Age-related changes in the inhibitory response properties of dorsal cochlear nucleus output neurons: role of inhibitory inputs.

Age-related hearing loss frequently results in a loss in the ability to discriminate speech signals, especially in noise. This is attributable, in part, to a loss in temporal resolving power and ability to adjust dynamic range. Circuits in the adult dorsal cochlear nucleus (DCN) have been shown to preserve signal in background noise. Fusiform cells, major DCN output neurons, receive focused glycinergic inputs from tonotopically aligned vertical cells that also project to the ventral cochlear nucleus. Glycine-mediated inhibition onto fusiform cells results in decreased tone-evoked activity as intensity is increased at frequencies adjacent to characteristic frequency (CF). DCN output is thus shaped by glycinergic inhibition, which can be readily assessed in recordings from fusiform cells. Previous DCN studies suggest an age-related loss of markers for glycinergic neurotransmission. The present study postulated that response properties of aged fusiform cells would show a loss of inhibition, resembling conditions observed with glycine receptor blockade.

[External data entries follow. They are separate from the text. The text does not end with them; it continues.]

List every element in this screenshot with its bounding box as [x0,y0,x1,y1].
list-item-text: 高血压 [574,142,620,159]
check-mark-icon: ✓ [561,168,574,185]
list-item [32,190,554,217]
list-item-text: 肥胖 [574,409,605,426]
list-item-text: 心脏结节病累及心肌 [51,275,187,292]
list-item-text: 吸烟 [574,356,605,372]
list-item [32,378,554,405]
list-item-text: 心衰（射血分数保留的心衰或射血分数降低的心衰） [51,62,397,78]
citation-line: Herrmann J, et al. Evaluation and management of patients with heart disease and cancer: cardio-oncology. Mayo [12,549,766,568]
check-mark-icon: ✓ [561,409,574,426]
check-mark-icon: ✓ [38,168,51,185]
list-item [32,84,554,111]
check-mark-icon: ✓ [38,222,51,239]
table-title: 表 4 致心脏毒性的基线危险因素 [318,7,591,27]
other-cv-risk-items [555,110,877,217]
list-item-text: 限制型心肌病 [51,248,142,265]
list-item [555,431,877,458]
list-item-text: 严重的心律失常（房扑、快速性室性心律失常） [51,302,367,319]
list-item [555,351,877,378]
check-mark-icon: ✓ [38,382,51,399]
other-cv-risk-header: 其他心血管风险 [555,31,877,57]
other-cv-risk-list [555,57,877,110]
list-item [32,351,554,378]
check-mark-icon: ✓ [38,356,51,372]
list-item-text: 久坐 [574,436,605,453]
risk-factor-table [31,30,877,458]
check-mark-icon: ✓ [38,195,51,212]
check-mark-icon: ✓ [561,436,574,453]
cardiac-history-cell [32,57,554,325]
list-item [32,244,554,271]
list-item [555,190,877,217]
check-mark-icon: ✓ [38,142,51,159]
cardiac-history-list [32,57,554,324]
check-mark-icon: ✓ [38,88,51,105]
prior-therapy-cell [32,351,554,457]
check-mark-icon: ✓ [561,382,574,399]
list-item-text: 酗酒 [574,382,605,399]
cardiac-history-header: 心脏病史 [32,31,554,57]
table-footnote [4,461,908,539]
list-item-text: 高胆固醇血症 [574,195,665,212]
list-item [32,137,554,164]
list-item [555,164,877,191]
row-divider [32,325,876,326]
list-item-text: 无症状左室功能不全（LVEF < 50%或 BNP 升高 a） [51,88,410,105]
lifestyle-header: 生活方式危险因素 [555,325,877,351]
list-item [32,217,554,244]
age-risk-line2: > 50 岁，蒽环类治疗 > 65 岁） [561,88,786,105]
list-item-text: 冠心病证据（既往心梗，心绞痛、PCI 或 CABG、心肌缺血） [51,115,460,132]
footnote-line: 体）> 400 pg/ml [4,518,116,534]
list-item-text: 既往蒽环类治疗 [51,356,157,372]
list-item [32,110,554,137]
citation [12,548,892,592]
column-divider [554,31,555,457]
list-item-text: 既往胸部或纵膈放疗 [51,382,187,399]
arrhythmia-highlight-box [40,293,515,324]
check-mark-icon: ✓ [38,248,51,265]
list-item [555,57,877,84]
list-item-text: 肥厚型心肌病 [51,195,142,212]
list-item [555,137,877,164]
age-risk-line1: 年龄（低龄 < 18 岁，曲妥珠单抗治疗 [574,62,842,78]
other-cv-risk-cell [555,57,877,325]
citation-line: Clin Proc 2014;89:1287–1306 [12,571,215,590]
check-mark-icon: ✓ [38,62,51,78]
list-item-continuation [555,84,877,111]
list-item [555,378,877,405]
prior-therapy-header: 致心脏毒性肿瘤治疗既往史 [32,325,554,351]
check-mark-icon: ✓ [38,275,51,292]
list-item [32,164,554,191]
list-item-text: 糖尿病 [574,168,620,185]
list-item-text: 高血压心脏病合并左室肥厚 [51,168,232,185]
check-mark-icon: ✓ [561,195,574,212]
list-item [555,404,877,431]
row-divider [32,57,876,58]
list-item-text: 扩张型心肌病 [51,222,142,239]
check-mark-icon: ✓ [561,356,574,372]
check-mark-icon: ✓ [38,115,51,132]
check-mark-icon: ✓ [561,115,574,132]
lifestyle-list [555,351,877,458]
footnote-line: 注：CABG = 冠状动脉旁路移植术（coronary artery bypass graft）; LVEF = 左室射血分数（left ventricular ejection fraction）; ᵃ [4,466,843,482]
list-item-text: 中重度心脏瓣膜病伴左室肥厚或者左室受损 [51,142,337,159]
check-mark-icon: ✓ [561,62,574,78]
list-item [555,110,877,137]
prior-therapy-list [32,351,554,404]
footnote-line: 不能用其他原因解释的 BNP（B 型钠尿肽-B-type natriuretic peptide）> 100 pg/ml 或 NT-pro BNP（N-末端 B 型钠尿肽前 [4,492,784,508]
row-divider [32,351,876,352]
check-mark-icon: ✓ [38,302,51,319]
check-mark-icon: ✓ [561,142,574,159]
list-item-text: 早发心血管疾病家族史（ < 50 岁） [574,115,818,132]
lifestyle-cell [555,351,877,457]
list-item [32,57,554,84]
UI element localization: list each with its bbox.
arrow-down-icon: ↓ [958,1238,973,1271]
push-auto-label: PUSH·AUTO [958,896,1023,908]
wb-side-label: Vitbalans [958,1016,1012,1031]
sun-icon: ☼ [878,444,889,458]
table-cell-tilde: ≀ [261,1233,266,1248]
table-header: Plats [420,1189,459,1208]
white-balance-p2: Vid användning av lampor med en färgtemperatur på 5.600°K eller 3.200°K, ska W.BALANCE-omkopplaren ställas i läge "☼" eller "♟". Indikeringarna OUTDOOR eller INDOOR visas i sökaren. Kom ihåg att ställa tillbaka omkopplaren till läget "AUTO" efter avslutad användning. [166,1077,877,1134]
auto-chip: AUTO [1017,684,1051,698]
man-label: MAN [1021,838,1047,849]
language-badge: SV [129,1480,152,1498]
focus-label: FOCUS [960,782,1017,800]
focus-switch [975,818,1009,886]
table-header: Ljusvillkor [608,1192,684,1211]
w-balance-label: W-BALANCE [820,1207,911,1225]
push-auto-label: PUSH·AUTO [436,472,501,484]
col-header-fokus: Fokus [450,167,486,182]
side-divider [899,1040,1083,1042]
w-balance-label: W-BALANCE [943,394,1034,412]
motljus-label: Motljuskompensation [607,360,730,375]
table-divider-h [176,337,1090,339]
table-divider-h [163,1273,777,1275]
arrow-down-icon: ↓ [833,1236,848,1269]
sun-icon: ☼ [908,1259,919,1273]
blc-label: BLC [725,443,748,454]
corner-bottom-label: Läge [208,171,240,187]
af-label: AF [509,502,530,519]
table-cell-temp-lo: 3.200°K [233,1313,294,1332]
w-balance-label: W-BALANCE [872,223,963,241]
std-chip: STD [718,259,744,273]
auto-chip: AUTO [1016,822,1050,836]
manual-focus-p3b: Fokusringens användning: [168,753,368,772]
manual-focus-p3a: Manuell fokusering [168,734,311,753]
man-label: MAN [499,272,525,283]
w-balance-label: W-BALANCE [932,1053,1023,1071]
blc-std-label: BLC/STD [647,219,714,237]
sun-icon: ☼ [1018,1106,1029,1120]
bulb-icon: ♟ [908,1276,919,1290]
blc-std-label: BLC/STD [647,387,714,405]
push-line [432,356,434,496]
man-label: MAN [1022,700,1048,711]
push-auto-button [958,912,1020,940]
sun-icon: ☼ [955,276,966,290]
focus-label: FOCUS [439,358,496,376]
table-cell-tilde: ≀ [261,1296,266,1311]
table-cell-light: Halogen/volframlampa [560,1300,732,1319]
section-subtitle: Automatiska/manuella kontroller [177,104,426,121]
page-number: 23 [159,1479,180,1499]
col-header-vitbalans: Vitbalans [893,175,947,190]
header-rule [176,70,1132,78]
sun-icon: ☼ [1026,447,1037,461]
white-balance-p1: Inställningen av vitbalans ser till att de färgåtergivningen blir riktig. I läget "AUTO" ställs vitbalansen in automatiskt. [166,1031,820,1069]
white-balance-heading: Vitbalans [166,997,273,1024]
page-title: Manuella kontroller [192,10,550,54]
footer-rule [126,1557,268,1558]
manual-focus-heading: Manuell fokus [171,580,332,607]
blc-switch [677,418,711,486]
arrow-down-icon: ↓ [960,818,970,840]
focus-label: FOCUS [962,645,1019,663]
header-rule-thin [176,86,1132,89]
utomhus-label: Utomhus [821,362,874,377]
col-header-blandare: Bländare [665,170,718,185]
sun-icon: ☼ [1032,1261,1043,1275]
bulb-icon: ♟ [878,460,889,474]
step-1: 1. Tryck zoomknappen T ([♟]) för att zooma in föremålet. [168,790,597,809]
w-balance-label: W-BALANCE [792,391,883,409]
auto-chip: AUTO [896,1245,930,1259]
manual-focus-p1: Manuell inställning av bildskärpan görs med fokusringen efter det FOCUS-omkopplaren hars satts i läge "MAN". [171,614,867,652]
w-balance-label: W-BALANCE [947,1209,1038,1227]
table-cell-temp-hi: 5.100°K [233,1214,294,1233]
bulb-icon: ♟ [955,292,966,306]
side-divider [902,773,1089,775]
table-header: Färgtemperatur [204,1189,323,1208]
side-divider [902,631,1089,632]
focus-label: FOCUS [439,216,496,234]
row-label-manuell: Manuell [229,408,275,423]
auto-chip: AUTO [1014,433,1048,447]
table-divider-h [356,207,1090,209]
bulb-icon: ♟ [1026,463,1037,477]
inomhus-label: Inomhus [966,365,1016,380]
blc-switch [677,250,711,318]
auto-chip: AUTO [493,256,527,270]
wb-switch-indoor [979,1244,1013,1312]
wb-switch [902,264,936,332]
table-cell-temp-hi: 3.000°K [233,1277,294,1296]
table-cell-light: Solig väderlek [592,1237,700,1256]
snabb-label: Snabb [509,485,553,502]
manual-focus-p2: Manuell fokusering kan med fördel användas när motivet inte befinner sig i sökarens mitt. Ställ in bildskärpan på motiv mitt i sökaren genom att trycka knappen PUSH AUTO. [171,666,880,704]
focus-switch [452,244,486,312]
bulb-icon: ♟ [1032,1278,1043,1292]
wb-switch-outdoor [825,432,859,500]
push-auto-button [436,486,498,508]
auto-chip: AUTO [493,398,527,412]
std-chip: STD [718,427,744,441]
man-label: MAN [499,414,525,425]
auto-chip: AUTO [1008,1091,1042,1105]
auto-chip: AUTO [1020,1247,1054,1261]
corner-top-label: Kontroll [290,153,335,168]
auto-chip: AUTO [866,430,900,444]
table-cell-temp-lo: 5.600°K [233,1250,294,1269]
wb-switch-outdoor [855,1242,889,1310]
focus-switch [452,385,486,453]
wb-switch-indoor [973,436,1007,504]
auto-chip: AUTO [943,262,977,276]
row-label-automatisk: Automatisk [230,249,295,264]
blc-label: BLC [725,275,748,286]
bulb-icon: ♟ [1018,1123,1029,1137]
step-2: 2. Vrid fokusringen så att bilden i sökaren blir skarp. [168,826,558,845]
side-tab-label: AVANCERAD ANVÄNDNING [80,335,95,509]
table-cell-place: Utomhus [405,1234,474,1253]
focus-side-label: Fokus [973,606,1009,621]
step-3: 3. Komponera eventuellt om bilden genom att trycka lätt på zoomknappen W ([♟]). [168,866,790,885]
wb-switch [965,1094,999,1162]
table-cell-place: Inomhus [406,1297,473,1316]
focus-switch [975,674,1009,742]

The functional impact of aging was examined by comparing response properties from units meeting fusiform-cell criteria in young and aged rats. Fusiform cells in aged animals displayed significantly higher maximum discharge rates to CF tones than those recorded from young-adult animals. Fusiform cells of aged rats displayed significantly fewer nonmonotonic CF rate-level functions and an age-related change in temporal response properties. These findings are consistent with an age-related loss of glycinergic input, likely from vertical cells, and with findings from other sensory aging studies suggesting a selective age-related decrement in inhibitory amino acid neurotransmitter function.